カノウユミコ氏: そのお店は、おかげさまで繁盛し、そのうち口コミが広がって、雑誌の取材を受けるようになりました。行列も出来、地方発送もさせて頂くようになり、仕事はどんどん忙しくなりました。お店をやっていて感じたのは、「全ての体験はムダではなかった」ということでした。そのときは、何になるか分からない未知の体験が、後々繋がっていくんです。何に繋がるかは、分からないけれども、何かに繋がるという確信はありました。

ですから、その体験の間口を広げるため、夏休みの二ヶ月間は休むと決めていました。休みの間は、将来ホテル経営がしたかったので、実地研修もかねて海外のホテルを泊まり歩いていました。

――この体験も……。


カノウユミコ氏: 実際にネパールでのエコリゾートホテルを立ち上げるプロジェクトに繋がっていきました。世界各地のホテルを泊まり歩いた経験が、調度品からお庭の設計にまで、ありとあらゆるものに役立ちました。そうしてパーマカルチャー(持続可能な自然循環システム)をコンセプトにしたホテル、「はなのいえ」がネパールに完成しました。そこには二年間いましたが、今でも、料理監修で訪れています。ひとつひとつ形になっていくことが嬉しくて、宿泊客も喜んでくれる。今はネットで世界中のお客様が訪れて下さっています。

自分の代わりに出会ってくれる「本」



カノウユミコ氏: 海外で暮らしながら、日本料理の素晴らしさを再認識しました。日本に帰国してから、和食の真髄を提供できる精進料理、懐石料理をやろうと、祐天寺でお店を始めることにしました。毎週末、山に山菜を採りに行ったり、とにかく満足してもらえるように、全力投球していました。「これ以上いい店はないぞ!」と思う店作りができたところで、また雑誌の取材を受けるようになりました。そのうち、取材だけでなく、お店のメニューを家庭で再現できるようなレシピページを執筆するようになりました。それとともに、料理教室も厨房でやっていたのですが、そこから、編集者からお声がかかって本作りがスタートしました。子どもの頃から慣れ親しんだ、あの柴田書店から料理本を出すということは、感慨深いものでした。

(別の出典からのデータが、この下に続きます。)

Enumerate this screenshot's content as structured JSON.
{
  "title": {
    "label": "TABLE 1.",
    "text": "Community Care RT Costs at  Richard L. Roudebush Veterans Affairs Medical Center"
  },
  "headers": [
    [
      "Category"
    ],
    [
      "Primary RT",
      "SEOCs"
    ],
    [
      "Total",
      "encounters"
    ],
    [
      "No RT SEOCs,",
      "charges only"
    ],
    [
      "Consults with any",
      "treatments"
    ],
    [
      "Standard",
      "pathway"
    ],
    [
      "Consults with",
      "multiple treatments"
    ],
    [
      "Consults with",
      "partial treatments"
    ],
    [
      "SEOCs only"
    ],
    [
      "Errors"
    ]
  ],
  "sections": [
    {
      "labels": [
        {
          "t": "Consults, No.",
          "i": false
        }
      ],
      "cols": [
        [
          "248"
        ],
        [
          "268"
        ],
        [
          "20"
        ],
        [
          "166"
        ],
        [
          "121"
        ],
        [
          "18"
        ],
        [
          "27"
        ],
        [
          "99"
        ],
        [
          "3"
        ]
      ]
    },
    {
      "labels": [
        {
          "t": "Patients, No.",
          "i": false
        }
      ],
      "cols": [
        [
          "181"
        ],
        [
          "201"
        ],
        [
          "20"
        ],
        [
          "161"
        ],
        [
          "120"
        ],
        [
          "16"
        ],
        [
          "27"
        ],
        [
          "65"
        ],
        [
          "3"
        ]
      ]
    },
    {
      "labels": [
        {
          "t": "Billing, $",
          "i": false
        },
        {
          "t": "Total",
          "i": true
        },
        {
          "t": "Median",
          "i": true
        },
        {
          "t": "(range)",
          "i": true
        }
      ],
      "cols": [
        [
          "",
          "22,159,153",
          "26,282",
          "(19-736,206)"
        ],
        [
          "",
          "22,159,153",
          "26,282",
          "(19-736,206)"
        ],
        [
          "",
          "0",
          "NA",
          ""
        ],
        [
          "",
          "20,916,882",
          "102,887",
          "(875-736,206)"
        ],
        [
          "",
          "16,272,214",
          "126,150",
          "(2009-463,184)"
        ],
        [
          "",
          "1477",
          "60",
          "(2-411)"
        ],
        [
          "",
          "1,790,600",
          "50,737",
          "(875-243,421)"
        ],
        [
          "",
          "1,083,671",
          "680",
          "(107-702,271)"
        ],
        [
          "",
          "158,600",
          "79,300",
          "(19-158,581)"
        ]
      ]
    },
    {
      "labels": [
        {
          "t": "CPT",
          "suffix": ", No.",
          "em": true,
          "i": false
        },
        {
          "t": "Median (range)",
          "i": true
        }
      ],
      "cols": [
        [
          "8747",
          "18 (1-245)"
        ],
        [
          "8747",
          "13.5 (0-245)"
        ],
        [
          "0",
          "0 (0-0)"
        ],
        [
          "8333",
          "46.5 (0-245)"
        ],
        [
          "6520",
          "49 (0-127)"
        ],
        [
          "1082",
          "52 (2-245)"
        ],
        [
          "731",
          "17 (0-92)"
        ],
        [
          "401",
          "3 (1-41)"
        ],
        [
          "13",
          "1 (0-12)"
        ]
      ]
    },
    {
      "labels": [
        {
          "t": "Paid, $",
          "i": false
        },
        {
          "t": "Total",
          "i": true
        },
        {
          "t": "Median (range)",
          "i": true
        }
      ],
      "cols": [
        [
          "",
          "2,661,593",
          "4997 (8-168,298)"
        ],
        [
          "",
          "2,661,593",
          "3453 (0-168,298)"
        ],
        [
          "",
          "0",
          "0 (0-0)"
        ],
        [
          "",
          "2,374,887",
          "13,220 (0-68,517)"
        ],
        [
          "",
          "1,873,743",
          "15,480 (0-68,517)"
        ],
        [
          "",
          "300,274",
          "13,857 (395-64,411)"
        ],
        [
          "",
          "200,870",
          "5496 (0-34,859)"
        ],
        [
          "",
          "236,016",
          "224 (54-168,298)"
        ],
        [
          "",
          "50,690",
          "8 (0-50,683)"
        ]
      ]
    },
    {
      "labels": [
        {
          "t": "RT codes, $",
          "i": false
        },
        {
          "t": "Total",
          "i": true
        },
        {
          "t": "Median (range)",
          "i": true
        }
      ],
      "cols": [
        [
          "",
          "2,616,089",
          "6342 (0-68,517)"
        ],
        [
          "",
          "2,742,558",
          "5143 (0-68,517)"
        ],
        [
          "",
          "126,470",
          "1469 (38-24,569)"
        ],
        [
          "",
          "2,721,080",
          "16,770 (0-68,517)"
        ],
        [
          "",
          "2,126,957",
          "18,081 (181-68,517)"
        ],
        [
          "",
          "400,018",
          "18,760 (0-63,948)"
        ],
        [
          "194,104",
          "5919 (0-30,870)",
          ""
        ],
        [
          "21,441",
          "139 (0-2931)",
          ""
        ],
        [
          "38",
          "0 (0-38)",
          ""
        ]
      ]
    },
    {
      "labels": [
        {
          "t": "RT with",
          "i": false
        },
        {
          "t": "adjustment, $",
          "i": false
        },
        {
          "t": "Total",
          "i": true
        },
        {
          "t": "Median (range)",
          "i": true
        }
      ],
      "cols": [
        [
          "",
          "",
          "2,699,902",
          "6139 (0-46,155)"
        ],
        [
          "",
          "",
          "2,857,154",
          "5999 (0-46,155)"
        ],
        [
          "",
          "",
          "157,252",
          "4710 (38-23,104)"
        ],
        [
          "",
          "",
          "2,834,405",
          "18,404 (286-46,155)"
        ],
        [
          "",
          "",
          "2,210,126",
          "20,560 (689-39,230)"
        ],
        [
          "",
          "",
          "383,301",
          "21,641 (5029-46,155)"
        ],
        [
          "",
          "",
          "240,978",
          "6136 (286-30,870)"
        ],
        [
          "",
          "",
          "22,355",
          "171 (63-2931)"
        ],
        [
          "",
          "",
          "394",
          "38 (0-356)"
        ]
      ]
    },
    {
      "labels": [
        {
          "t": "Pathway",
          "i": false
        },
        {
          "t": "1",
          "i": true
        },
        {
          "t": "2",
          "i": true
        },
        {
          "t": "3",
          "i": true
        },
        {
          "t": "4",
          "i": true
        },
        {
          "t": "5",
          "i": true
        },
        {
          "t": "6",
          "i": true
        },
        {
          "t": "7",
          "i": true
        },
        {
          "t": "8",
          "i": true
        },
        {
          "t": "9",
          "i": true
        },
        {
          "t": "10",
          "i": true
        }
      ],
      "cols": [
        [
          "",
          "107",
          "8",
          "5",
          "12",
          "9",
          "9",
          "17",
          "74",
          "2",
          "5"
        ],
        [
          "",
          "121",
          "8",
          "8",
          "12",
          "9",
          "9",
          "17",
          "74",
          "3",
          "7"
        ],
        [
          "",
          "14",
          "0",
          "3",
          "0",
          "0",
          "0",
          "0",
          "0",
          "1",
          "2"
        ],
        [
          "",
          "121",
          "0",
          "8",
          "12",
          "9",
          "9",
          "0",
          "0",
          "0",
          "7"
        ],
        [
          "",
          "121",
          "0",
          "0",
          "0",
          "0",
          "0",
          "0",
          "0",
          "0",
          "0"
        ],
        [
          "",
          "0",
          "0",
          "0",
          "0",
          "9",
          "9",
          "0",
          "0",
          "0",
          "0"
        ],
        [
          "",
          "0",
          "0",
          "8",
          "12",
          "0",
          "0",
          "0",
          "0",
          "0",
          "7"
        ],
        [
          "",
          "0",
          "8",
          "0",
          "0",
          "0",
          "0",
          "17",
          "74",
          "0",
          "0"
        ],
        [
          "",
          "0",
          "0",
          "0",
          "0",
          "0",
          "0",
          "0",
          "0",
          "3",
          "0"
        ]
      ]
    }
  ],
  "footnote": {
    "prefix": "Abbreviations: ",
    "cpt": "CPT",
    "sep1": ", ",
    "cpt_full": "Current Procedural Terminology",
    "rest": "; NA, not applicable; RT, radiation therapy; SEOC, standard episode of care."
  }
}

本作りはもちろん、ひとりでは出来ません。特に料理本の場合、編集者や写真家、スタッフの方たち、みんなで作り上げていきます。「この布陣でいきたいと思います」と言われたスタッフの中に、私が一緒にお仕事をしたいと思っていた方たちが入っており、「夢か!?もう死んでしまうのか!?(笑)」と思うほど、とても嬉しかったのを覚えています。

――どんな想いで本を作っていらっしゃいますか。


カノウユミコ氏: 料理も本も活動も、いつも100%でやっています。「本」も、読者に対するひとつのおもてなしだと思って書いています。だから手抜きは出来ない。常に本気の真剣勝負なんです。私にとって、編集者は世の中との仲立ちをしてくださって私の想いを形にしてくれる大切な存在です。表現方法を一緒に考えてくれます。

モスクワやニューヨーク、ソウルなど、世界中で私の本を手に取ってくださる方がいます。私の分身とも言える「本」が、私の代わりに何倍もの旅をしています。分身が色んな人に出会っています。物理的な制約から解放されて、色んな人に出会うことができる本。読んだことで、皆さんの生活の中で何か豊かなものに繋がっていってほしいなと思っています。



蓄積が創造を育む 



カノウユミコ氏: 私の使命は、本質を追求することによって生まれてきた本や、料理、レシピを世の中に届けること。誰かの幸せや、社会の良いものになっていく、そういう創造をしていきたいと思っています。私は夢を決めるのが嫌なんです。色んな巡り合わせでやってきた、私には想像できない何かが待ち構えているので、そのものを受け入れたいと思っています。現時点での自分自身が決めてしまうと、どうしても狭い範囲になってします。新たな世界に飛び込んで、そこで感じたものを、例えば本などで社会に還元していきたいですね。

――今どんな世界に、飛び込まれているのでしょうか。


カノウユミコ氏: 今は、絶え間なくレシピを生み出すことを楽しんでいます。今は、発酵文化に興味があって、麹をつかったレシピの作成に取り組んでいます。もっともっと知識を増やして、自分の育てたぶどうやお米で、ワインやお酒を作っていきたいと目論んでいます(笑)。